Presentation: ApiDB GBrowse update, Haiming Wang
Steve Fischer talked about ApiDB. ApiDB uses GUS as their schema. They do multispecies comparative analysis. They have a database adapter link from GBrowse to GUS. It is based on the Chado adapter. They use materialized views in Oracle 10G and it is still relatively slow.
See SynView above for details on SynView.
Syntenic maps at ApiDB are produced with Mercator. The maps are based on gene orthology. Gene orthologs are generated using OrthoMCL. All alignments are pairwise, rather than multiple. Orthology is represented outside standard GUS schema. In the synteny schema, everything is defined relative to the reference sequence. Also need a table to define anchors.
Steve Fischer showed an 11 track page, which has about 5000 popups in it.
ApiDB has a release cycle. They discard and recalculate synteny with every new release.
The Berkeley group is actively involved in supporting and developing Chado, GO, SO, OBO-Edit, Phenote, Apollo, and the new AJAX GBrowse.
FlyBase has migrated their production databases to the Chado database schema. FlyBase uses:
Victor Strelets talked about OrthoView, an extension to GBrowse for viewing synteny.
Victor also presented the genetic interactions viewer, a fast way of visualizing gene interactions. It does not run directly off of the Chado database.
Presentation: Community Annotation, Chinmay Patel
Chinmay Patel spoke about a week-long annotation project at Sanger involving 40 people all annotating the same genome.
They used the Artemis annotation editor (instead of Apollo), but Artemis was talking to a Chado database using an Artemis-Chado Ibatis-based (instead of Hibernate-based) adapter. The adapter is not yet released. (But it is now: see Artemis-Chado Integration Tutorial.)
Using GMOD to support a fungal sequencing project. Using:
Using Chado as database schema.
Taner Sen from MaizeGDB was at the meeting. Maize has multiple groups generating different gene models. It would be nice to display each groun in a separate track. MaizeGDB is evaluating genome browsers and is considering using GBrowse.
Presentation: Community Annotation, Linda Sperling
Use GMOD for almost everything:
Paramecium is an odd critter (unicellular eukaryote, ciliate clade):
Fewer than 20 paramecium molecular biology labs in the world. Database supported with 1.5 staff.

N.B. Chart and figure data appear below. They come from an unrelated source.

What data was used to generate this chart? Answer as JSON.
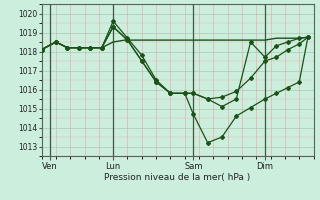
{
  "xlabel": "Pression niveau de la mer( hPa )",
  "bg_color": "#cceedd",
  "minor_grid_color": "#e8b0b0",
  "major_grid_color": "#b0c8b0",
  "line_color": "#1a5218",
  "vline_color": "#445544",
  "ylim": [
    1012.5,
    1020.5
  ],
  "yticks": [
    1013,
    1014,
    1015,
    1016,
    1017,
    1018,
    1019,
    1020
  ],
  "xlim": [
    0,
    9.5
  ],
  "xtick_positions": [
    0.3,
    2.5,
    5.3,
    7.8
  ],
  "xtick_labels": [
    "Ven",
    "Lun",
    "Sam",
    "Dim"
  ],
  "vline_positions": [
    0.3,
    2.5,
    5.3,
    7.8
  ],
  "lines": [
    {
      "x": [
        0.0,
        0.5,
        0.9,
        1.3,
        1.7,
        2.1,
        2.5,
        2.9,
        3.3,
        3.7,
        4.1,
        4.5,
        5.3,
        5.7,
        6.1,
        6.5,
        7.0,
        7.8,
        8.2,
        8.6,
        9.0,
        9.3
      ],
      "y": [
        1018.1,
        1018.5,
        1018.2,
        1018.2,
        1018.2,
        1018.2,
        1018.5,
        1018.6,
        1018.6,
        1018.6,
        1018.6,
        1018.6,
        1018.6,
        1018.6,
        1018.6,
        1018.6,
        1018.6,
        1018.6,
        1018.7,
        1018.7,
        1018.7,
        1018.75
      ],
      "marker": false,
      "lw": 1.0
    },
    {
      "x": [
        0.0,
        0.5,
        0.9,
        1.3,
        1.7,
        2.1,
        2.5,
        3.0,
        3.5,
        4.0,
        4.5,
        5.0,
        5.3,
        5.8,
        6.3,
        6.8,
        7.3,
        7.8,
        8.2,
        8.6,
        9.0,
        9.3
      ],
      "y": [
        1018.1,
        1018.5,
        1018.2,
        1018.2,
        1018.2,
        1018.2,
        1019.6,
        1018.7,
        1017.8,
        1016.5,
        1015.8,
        1015.8,
        1014.7,
        1013.2,
        1013.5,
        1014.6,
        1015.05,
        1015.5,
        1015.8,
        1016.1,
        1016.4,
        1018.75
      ],
      "marker": true,
      "lw": 0.9
    },
    {
      "x": [
        0.0,
        0.5,
        0.9,
        1.3,
        1.7,
        2.1,
        2.5,
        3.0,
        3.5,
        4.0,
        4.5,
        5.0,
        5.3,
        5.8,
        6.3,
        6.8,
        7.3,
        7.8,
        8.2,
        8.6,
        9.0,
        9.3
      ],
      "y": [
        1018.1,
        1018.5,
        1018.2,
        1018.2,
        1018.2,
        1018.2,
        1019.3,
        1018.6,
        1017.5,
        1016.4,
        1015.8,
        1015.8,
        1015.8,
        1015.5,
        1015.6,
        1015.9,
        1016.6,
        1017.5,
        1017.7,
        1018.1,
        1018.4,
        1018.75
      ],
      "marker": true,
      "lw": 0.9
    },
    {
      "x": [
        0.0,
        0.5,
        0.9,
        1.3,
        1.7,
        2.1,
        2.5,
        3.0,
        3.5,
        4.0,
        4.5,
        5.0,
        5.3,
        5.8,
        6.3,
        6.8,
        7.3,
        7.8,
        8.2,
        8.6,
        9.0,
        9.3
      ],
      "y": [
        1018.1,
        1018.5,
        1018.2,
        1018.2,
        1018.2,
        1018.2,
        1019.3,
        1018.6,
        1017.5,
        1016.4,
        1015.8,
        1015.8,
        1015.8,
        1015.5,
        1015.1,
        1015.5,
        1018.5,
        1017.7,
        1018.3,
        1018.5,
        1018.7,
        1018.75
      ],
      "marker": true,
      "lw": 0.9
    }
  ]
}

It is important that people be able to click on a link, launch Apollo, add some curation and save it. Their Apollo talks directly to Chado (no triggers). See Community Annotation above for more.
Riken uses GBrowse.
Use Chado as a backend, a lot. Use Sybil for comparative genomics, and are a mix of PostgreSQL and Oracle.

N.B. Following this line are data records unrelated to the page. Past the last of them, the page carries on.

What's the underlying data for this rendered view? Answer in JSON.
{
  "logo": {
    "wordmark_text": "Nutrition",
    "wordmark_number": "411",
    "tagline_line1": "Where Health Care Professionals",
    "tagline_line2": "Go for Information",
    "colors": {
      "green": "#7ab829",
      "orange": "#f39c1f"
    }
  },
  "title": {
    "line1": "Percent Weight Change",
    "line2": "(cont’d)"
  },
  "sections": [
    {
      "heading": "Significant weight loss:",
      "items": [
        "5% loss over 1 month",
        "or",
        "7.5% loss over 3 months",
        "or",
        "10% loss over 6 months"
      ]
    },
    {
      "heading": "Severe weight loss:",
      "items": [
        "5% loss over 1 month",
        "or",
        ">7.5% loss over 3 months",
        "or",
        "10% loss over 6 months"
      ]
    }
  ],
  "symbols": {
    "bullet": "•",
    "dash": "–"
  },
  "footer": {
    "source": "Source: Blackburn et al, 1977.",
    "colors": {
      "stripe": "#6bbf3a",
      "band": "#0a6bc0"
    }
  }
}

Presentation: Keynote, Powerpoint, PDF, Mov, Todd Harris
Wormbase is migrating to Chado slowly. There is currently very little Chado there.

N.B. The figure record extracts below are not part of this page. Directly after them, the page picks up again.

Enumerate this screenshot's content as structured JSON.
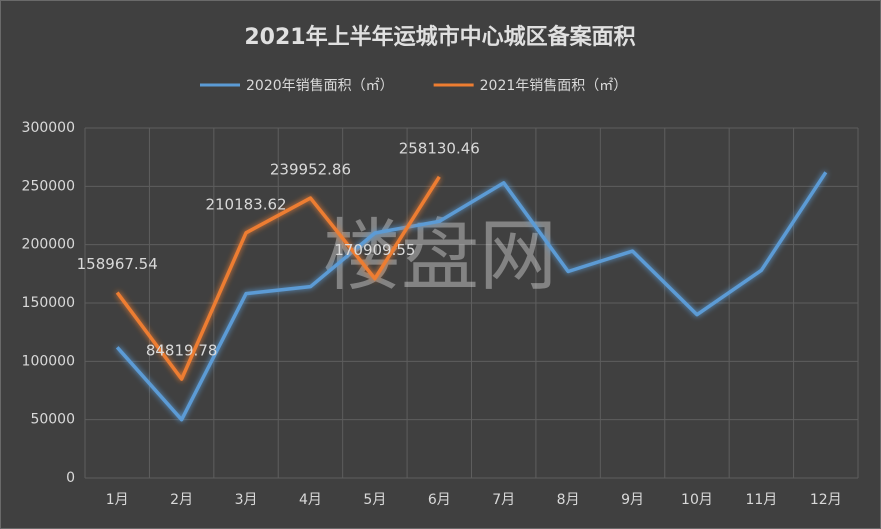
{
  "chart_data": {
    "type": "line",
    "title": "2021年上半年运城市中心城区备案面积",
    "watermark": "楼盘网",
    "categories": [
      "1月",
      "2月",
      "3月",
      "4月",
      "5月",
      "6月",
      "7月",
      "8月",
      "9月",
      "10月",
      "11月",
      "12月"
    ],
    "series": [
      {
        "name": "2020年销售面积（㎡）",
        "color": "#5b9bd5",
        "values": [
          112000,
          50000,
          158000,
          164000,
          210000,
          220000,
          253000,
          177000,
          194500,
          140000,
          178000,
          262000
        ]
      },
      {
        "name": "2021年销售面积（㎡）",
        "color": "#ed7d31",
        "values": [
          158967.54,
          84819.78,
          210183.62,
          239952.86,
          170909.55,
          258130.46,
          null,
          null,
          null,
          null,
          null,
          null
        ],
        "data_labels": true
      }
    ],
    "ylim": [
      0,
      300000
    ],
    "yticks": [
      0,
      50000,
      100000,
      150000,
      200000,
      250000,
      300000
    ],
    "grid": true,
    "legend": "top"
  }
}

Presentation: Gbrowse_syn, Sheldon McKay
Sheldon McKay talked about GBrowse_syn, a prototype extension to GBrowse for viewing synteny. Goal is to have a sequence alignment viewer that can look at more than two species at a time. GBrowse_syn is based purely on sequence alignments. It does not know about genes or orthologs per se.
Used PECAN for the alignments. Maps are precomputed in a very CPU-intensive step.
Chado may or may not support multiple alignments.